On l'a accusé de la jouer perso dans la lutte contre le coronavirus, Maggie de Block avait même jugé son arrêté de police "disproportionné", et bien 10 jours plus tard, Olivier Maingain persiste et signe.
 

Son arrêté de police pris la veille de la rentrée scolaire n'avait pas manqué de faire parler. De manière unilatérale, Olivier Maingain décidait d'interdire les lieux publics communaux à toute personne de retour d'une zone à haut risque de contamination au coronavirus. Allait-il trop loin ? Sa décision allait-elle enclencher une vague de panique parmi la population ? Avec 10 jours de recul, le bourgmestre de Woluwe-Saint-Lambert dresse un premier bilan de cet arrêté de police si décrié.

D'abord, les chiffres. "C'est au dernier recensement 80 personnes qui sont concernées par l'interdiction", précise M. Maingain. Dans le détail, ça donne une cinquantaine d'élèves, officiel et libre confondus, 4 enseignants, 1 membre du personnel communal, et une vingtaine de personnes souhaitant accéder à des bâtiments communaux, à savoir la piscine et la salle de spectacle.

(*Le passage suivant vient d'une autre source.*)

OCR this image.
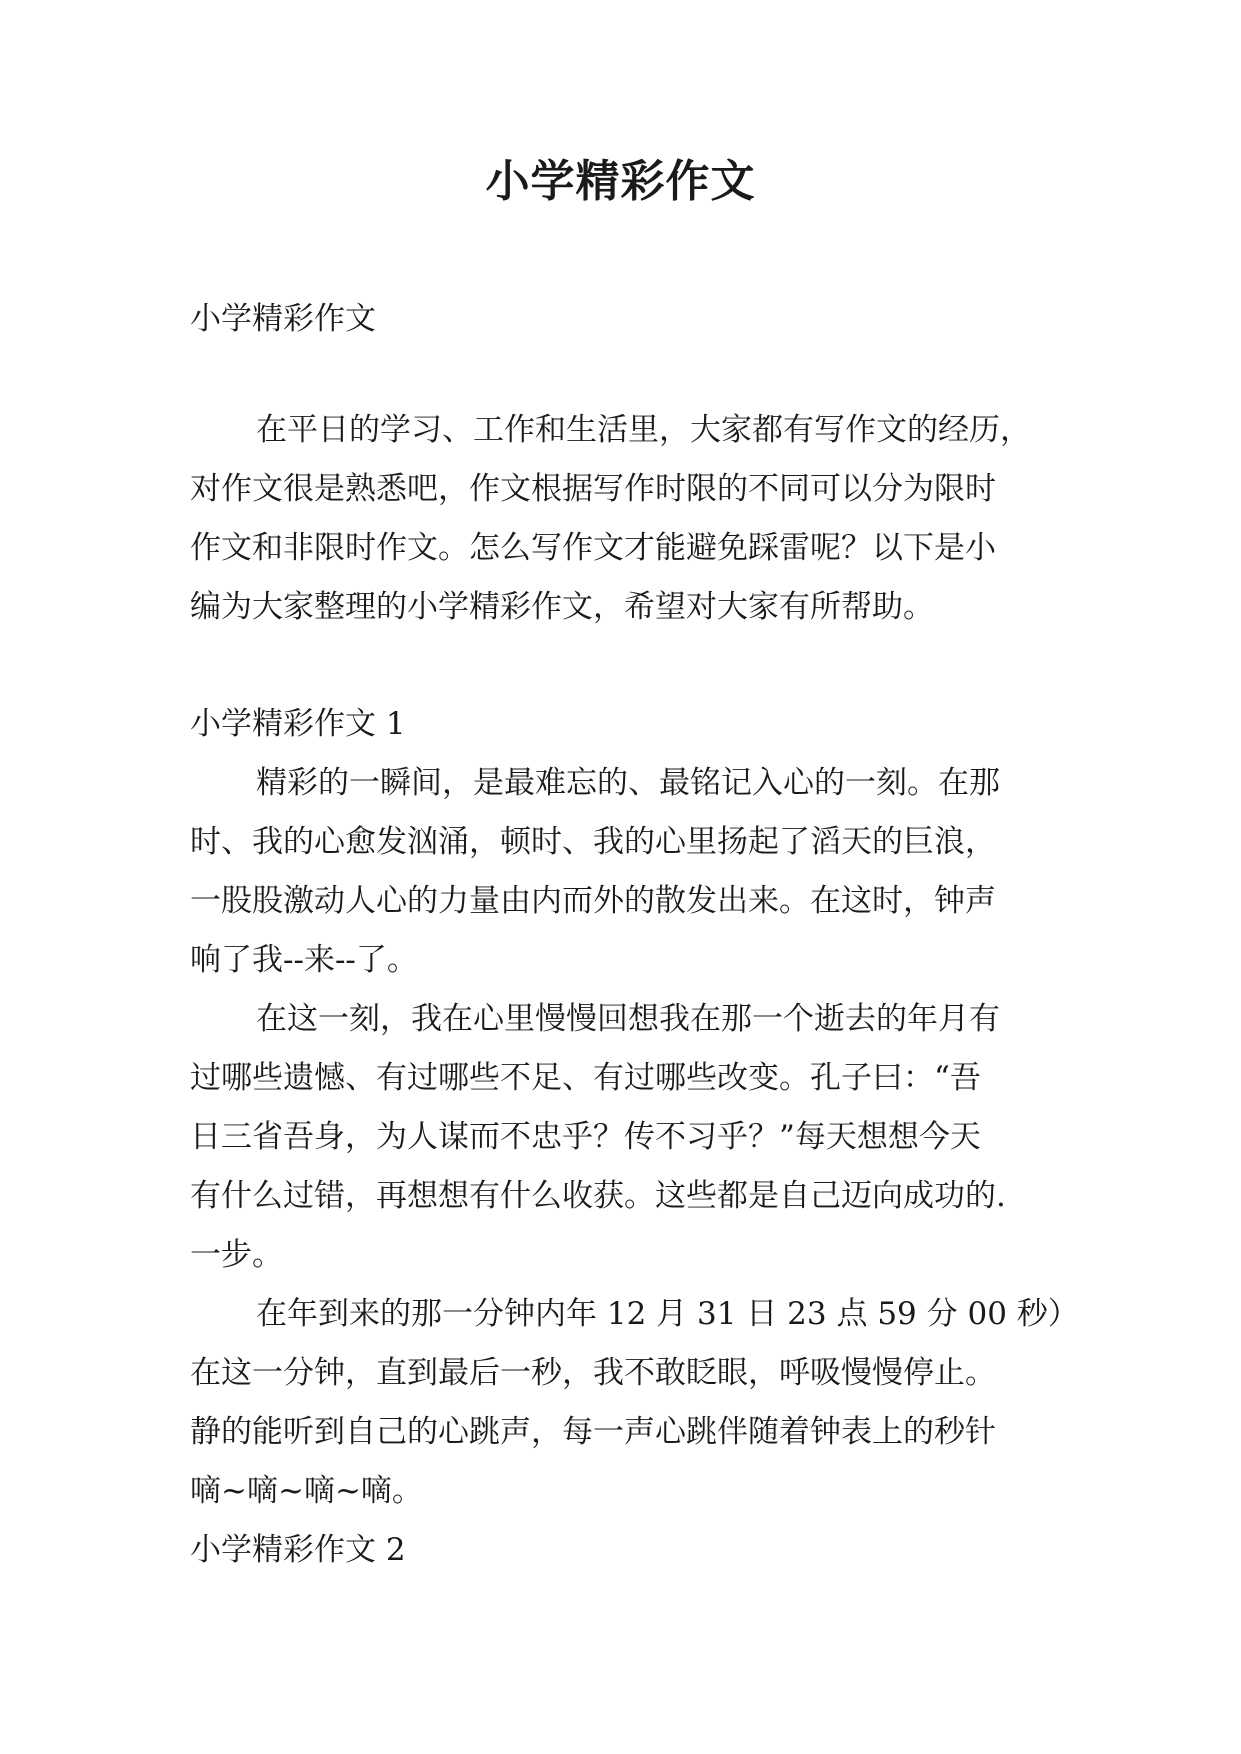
小学精彩作文
小学精彩作文
在平日的学习、工作和生活里，大家都有写作文的经历，
对作文很是熟悉吧，作文根据写作时限的不同可以分为限时
作文和非限时作文。怎么写作文才能避免踩雷呢？以下是小
编为大家整理的小学精彩作文，希望对大家有所帮助。
小学精彩作文 1
精彩的一瞬间，是最难忘的、最铭记入心的一刻。在那
时、我的心愈发汹涌，顿时、我的心里扬起了滔天的巨浪，
一股股激动人心的力量由内而外的散发出来。在这时，钟声
响了我--来--了。
在这一刻，我在心里慢慢回想我在那一个逝去的年月有
过哪些遗憾、有过哪些不足、有过哪些改变。孔子曰：“吾
日三省吾身，为人谋而不忠乎？传不习乎？”每天想想今天
有什么过错，再想想有什么收获。这些都是自己迈向成功的.
一步。
在年到来的那一分钟内年 12 月 31 日 23 点 59 分 00 秒）
在这一分钟，直到最后一秒，我不敢眨眼，呼吸慢慢停止。
静的能听到自己的心跳声，每一声心跳伴随着钟表上的秒针
嘀~嘀~嘀~嘀。
小学精彩作文 2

Ensuite, les faits. "Aujourd'hui on peut constater que les porteurs de virus sont dans leur immense majorité des personnes qui reviennent de zones à risque, c'est un constat élémentaire qui était largement prévisible, sans même être médecin" souligne l'ancien président de Défi. Alors il lui impossible d'évaluer l'impact direct de son arrêté de police à l'échelle de sa commune, en cause le secret médical et un manque de recul à ce stade, mais Olivier Maingain n'en démord pas, "si la mesure que j'ai prise avait été généralisée à l'échelle de la Belgique on aurait pu prévenir la propagation du virus, mais voilà ça n'a pas été fait", et le bourgmestre de conclure, fataliste, "j'ai été un précurseur mais j'aurais surtout aimé être entendu, ça doit nous servir de leçon."

En attendant, cette mesure de prévention est toujours en vigueur à Woluwe, "comme dans de nombreuses grandes entreprises et dans les écoles européennes" aime à rappeler M. Maingain, bien décidé à en défendre le bien fondé.